First, the origin story. You may have heard of the monk Dom Pérignon discovering that his wine was carbonated and deciding that everyone for the next thousand years should pay him and his descendants boatloads of cash for their delicious bubbly. In fact, the only thing we know for sure is that Dom Pérignon tried and was not able to stop his wine from sparkling, which he and everyone else at the time viewed generally as a fault resulting from an unwanted (but all too common in chilly northern France where grapes struggle to ripen) second fermentation that set off in the bottle after the wine had been stoppered. He may have grown to seek it and even like it, but he wouldn't have been able to properly contain it, since the 5-6 bars of pressure in a Champagne would break the delicate, wood-fired glass available to seventeenth-century French monks. After techniques and technologies improved in the following centuries--particularly glass bottles that can withstand several atmospheres of pressure--winemakers in Champagne managed to create a fine sparkling wine that suited their grapes and their region and was the product of controlled secondary fermentation, and the rest is history. Champagne is now a protected term that refers only to the sparkling wine from the eponymous region in France made when individual bottles receive a second helping of yeast and sugar, and the former's digestion of the latter creates carbon dioxide that tries but fails to escape the corked bottle. Several other labor intensive steps must be completed before the wine is ready for drinking, and the entire process is monitored from planting to sales. The resulting wine has tiny, consistent bubbles that dance on the palate, and a toasty, biscuity flavor that is somehow warming as it cools. Real Champagne is magical, but you pay for that magic with real cash.
Next, everything else. Thanks to French market domination and to a misunderstanding of the relationship between the bubbles and the name, most people call all sparkling wine Champagne. This misnomer isn't such a tragedy if you're not terribly parochial, as many producers use the so-called 'méthode champenoise' to make their sparkling wine, mimicking very closely if not perfectly the flavor profile and texture of the more expensive alternative. This is true for the Crémant found in other winemaking regions in France, as well as for Spumante in Italy and Cava in Spain. On the other hand, the wildly popular Italian Prosecco uses the Charmat method, where the second fermentation occurs in a large tank rather than in the individual bottles, and many smaller American producers have chosen this route to keep costs in check. The newly trendy pétillant-naturel is instead, like all hip obsessions, a throw back, where light effervescence is achieved by simply bottling before fermentation is complete, so that a small amount of carbon dioxide (and a large amount of hipster-baiting authenticity) remains trapped inside.
So, assuming you're not a 19-year-old self-employed pickler who needs a pét-nat to sip while writing your memoirs and planning not to vote, but neither are you living the high life Choupette Lagerfeld-style, what should you be drinking?
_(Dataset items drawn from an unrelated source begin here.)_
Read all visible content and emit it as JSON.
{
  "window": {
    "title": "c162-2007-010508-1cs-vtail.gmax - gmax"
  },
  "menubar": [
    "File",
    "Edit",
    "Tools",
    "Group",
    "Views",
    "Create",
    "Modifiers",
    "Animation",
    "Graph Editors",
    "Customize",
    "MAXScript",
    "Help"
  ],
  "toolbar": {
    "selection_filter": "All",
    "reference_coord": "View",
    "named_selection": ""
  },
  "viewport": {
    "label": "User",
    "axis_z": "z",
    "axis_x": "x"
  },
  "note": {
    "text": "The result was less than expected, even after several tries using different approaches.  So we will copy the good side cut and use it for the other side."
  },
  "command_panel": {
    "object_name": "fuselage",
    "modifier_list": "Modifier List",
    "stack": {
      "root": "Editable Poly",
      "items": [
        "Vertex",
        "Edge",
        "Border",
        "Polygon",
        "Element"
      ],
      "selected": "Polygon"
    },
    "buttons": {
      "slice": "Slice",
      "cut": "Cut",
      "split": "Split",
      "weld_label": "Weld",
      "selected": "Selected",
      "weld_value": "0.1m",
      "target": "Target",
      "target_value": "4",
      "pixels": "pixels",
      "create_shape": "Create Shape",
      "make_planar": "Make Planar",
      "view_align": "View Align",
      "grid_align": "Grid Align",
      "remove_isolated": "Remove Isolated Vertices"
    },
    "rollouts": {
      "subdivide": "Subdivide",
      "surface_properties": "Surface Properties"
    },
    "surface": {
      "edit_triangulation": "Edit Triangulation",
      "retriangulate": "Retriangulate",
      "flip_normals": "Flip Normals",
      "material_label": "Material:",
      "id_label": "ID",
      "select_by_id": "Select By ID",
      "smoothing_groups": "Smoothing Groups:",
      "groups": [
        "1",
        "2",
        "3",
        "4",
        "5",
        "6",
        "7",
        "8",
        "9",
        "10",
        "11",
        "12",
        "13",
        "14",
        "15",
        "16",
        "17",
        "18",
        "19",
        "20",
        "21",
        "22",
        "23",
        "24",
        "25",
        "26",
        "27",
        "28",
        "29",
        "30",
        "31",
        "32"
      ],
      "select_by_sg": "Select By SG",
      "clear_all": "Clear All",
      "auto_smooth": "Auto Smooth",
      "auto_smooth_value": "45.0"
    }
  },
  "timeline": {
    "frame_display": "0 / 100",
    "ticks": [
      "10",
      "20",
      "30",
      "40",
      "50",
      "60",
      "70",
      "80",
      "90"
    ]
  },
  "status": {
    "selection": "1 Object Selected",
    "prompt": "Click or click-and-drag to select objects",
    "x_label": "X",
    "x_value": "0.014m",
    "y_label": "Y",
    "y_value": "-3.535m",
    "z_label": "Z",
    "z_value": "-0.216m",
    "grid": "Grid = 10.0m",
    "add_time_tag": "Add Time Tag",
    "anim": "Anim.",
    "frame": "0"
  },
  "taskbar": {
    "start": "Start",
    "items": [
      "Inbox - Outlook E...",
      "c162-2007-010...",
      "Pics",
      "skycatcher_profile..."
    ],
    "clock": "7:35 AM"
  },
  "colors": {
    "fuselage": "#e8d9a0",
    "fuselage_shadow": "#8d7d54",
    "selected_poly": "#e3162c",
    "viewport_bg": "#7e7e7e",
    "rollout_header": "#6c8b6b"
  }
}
The bottom line is, if you have an extra franc on you, go to town on real Champagne, from Champagne. When it comes to spending money on wine, the premium you pay on the best bottle of sparkling is a mostly fair one given the time and care behind it. For everyday drinking, look for sparklers from other regions that will still deliver. Cava and Crémant are especially attractive because they are made with the traditional Champagne method and tend to be easy to find and inexpensive for their quality. For bubbles that come from regions using other methods to carbonate, look for specificity to be sure you get something special: buy Prosecco from Asolo or Conegliano Valdobbiadene (it'll be written on the label), the two best subregions, or get your American sparkling from Champagne producers who have selected estates in California to replicate their original, like Roederer (Mendocino) or Tattinger (Carneros). On those days when you're feeling celebratory but frugal, the just barely effervescent Vinho Verdes of Portugal are dirt cheap, low in alcohol and perfectly festive--ideal for kicking off a long day of tasting wine.